Intervention de Patrick Vignal

Réunion du 19 octobre 2016 à 9h30
Commission des affaires culturelles et de l'éducation

Photo issue du site de l'Assemblée nationale ou de WikipediaPatrick Vignal, rapporteur pour avis sur les crédits de la mission « Sport, jeunesse et vie associative » :

Fort d'une expérience de dirigeant associatif et d'élu local, j'ai choisi de consacrer la partie thématique de mon rapport aux associations. Ce dernier s'appuie sur la contribution à la fois d'experts nationaux et aussi, en effet, d'acteurs du monde associatif. Nous avons entendu pas moins de 800 associations, et, aux 3 373 questionnaires que nous avons envoyés au monde associatif, nous avons obtenu 1 178 réponses.
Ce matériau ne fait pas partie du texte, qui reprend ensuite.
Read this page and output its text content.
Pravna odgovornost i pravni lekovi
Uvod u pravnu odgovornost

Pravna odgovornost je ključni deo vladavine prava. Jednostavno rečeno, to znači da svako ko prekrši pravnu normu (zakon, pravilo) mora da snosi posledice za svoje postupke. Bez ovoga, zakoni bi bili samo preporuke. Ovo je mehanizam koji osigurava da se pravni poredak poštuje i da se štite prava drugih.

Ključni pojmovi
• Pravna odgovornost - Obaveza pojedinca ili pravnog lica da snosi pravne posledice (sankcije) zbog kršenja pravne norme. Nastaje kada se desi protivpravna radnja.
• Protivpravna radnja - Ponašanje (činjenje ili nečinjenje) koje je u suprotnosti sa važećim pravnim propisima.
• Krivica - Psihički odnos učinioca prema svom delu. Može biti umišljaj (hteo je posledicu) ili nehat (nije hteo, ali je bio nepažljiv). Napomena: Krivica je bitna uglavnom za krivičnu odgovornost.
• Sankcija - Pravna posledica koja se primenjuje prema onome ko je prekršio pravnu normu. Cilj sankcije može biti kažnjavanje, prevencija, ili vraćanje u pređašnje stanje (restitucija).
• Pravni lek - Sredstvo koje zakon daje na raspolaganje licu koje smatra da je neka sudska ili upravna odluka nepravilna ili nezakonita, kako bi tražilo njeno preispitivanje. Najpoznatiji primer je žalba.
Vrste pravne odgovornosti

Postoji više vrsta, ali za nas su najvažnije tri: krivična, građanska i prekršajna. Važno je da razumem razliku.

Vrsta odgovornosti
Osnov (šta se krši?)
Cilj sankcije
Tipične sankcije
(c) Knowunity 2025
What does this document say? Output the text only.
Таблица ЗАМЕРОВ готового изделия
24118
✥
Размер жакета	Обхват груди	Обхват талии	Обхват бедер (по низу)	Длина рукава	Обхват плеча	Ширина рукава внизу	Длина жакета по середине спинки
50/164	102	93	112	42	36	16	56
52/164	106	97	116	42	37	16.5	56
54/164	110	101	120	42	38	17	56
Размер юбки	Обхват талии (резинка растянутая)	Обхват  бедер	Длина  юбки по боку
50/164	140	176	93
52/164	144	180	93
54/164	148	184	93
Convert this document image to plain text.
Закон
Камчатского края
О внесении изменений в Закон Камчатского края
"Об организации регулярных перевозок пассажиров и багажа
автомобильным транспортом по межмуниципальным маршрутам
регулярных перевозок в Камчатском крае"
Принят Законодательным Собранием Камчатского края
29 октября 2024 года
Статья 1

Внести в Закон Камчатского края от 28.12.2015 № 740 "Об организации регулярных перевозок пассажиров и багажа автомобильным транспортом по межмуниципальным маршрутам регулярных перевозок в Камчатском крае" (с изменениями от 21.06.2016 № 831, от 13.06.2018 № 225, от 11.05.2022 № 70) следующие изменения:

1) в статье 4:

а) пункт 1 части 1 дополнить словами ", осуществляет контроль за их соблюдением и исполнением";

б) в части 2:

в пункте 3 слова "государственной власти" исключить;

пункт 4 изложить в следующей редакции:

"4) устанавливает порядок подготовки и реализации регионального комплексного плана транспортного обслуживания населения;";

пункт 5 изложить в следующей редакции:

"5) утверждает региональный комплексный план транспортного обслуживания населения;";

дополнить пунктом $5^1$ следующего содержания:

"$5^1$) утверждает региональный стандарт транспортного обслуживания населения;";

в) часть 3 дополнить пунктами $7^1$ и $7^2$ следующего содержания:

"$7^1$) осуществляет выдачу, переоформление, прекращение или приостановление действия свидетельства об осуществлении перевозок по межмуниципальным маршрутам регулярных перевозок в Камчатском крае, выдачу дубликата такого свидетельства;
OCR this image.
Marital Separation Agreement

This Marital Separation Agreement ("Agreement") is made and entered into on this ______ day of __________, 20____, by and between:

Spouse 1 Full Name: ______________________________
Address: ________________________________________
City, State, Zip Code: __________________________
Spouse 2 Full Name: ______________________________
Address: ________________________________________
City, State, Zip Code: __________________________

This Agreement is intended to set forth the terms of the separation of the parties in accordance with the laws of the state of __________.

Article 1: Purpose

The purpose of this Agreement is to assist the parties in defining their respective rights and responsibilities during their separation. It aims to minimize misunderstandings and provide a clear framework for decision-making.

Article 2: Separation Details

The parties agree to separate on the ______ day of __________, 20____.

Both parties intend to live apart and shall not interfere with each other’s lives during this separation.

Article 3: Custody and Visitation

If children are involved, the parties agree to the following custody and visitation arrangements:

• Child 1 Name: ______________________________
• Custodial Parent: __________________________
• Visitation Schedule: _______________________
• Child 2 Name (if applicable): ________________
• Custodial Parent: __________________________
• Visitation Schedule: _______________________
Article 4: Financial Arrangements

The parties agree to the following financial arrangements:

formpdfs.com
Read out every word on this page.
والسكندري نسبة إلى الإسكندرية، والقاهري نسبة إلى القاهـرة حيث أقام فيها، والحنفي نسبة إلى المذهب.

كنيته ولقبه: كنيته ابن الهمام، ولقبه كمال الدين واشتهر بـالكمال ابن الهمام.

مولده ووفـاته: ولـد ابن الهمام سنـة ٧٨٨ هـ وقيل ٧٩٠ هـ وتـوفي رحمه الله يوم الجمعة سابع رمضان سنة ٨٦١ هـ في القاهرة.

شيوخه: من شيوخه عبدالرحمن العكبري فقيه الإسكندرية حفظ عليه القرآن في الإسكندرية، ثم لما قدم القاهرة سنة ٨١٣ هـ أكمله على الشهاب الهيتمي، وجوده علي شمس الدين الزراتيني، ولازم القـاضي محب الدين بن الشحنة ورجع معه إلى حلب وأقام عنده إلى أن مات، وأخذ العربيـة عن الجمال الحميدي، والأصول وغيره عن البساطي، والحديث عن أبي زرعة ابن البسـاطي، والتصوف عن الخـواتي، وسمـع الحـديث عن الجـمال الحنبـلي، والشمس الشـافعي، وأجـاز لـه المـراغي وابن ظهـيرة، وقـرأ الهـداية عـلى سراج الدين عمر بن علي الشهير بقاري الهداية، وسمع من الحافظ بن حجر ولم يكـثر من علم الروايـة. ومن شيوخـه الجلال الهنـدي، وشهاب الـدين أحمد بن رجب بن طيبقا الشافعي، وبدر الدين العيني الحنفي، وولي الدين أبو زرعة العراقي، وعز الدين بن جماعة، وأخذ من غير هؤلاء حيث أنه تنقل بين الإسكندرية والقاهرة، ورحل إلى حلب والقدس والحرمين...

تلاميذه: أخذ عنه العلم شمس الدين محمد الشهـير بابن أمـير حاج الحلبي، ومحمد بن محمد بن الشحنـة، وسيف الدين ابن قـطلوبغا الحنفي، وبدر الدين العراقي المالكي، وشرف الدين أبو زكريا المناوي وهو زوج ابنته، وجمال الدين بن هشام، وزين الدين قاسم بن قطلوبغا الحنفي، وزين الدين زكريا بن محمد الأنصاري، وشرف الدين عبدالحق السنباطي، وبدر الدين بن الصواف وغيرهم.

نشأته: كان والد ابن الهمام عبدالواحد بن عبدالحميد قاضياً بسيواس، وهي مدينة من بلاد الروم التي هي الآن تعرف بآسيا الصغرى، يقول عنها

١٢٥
Ce rapport repose sur une conviction : le monde associatif peut répondre à des besoins sociaux toujours plus nombreux, tout en favorisant l'engagement de tous. Développer nos associations est l'un des prérequis de cette révolution citoyenne indispensable à notre société, dont les événements des derniers jours tendent à confirmer qu'elle se fracture. Cette transformation très profonde de notre façon d'appréhender les problèmes politiques suppose de faire un pari qui n'est pas toujours facile, y compris pour la classe politique : faire davantage confiance aux associatifs qui prennent des initiatives sur notre territoire.

Une façon de mettre en oeuvre cette conviction a été, pour moi, de conduire, en plus des habituelles auditions « parisiennes », d'autres modes d'échange. Ceux-ci m'ont permis de constater les nombreuses inquiétudes de l'ensemble du milieu associatif. Mon rapport entend donc répondre à cette question simple : comment aider les associations à mieux fonctionner, à en faire plus, à créer plus de lien, à accompagner davantage les politiques publiques ?

Une telle politique est nécessairement portée par une ambition. On peut demander aux associations de faire mieux et plus seulement si on les dote de tous les outils dont elles ont besoin : relations de confiance avec les pouvoirs publics, actuellement très déficientes ; moyens financiers suffisants et pérennes ; renforcement des compétences à leur disposition.

Le rapport ne se contente pas de faire un constat de la situation ni d'énumérer les mesures positives prises par notre majorité depuis quatre ans. Il entend ouvrir, pour chacun des trois grands axes que je viens de citer, des pistes de nature à donner à notre tissu associatif suffisamment de marge de manoeuvre pour continuer à innover et à dynamiser notre pays.

Le premier axe consiste en la création d'une vraie relation partenariale sur nos territoires pour redonner de la confiance. Dans toutes les réunions que j'ai conduites, j'ai ressenti de la part du monde associatif de la défiance envers un État qui crée toujours plus de normes, toujours plus de charges, mais aussi vis-à-vis des collectivités, notamment des communes, de toute couleur politique, avec lesquelles le dialogue est compliqué. Je comprends ce ressenti. Le Gouvernement fait depuis quatre ans des efforts de simplification, mais la tâche est immense. J'ai également eu certains échos sur des collectivités qui procèdent à des coupes de crédits massives envers le monde associatif.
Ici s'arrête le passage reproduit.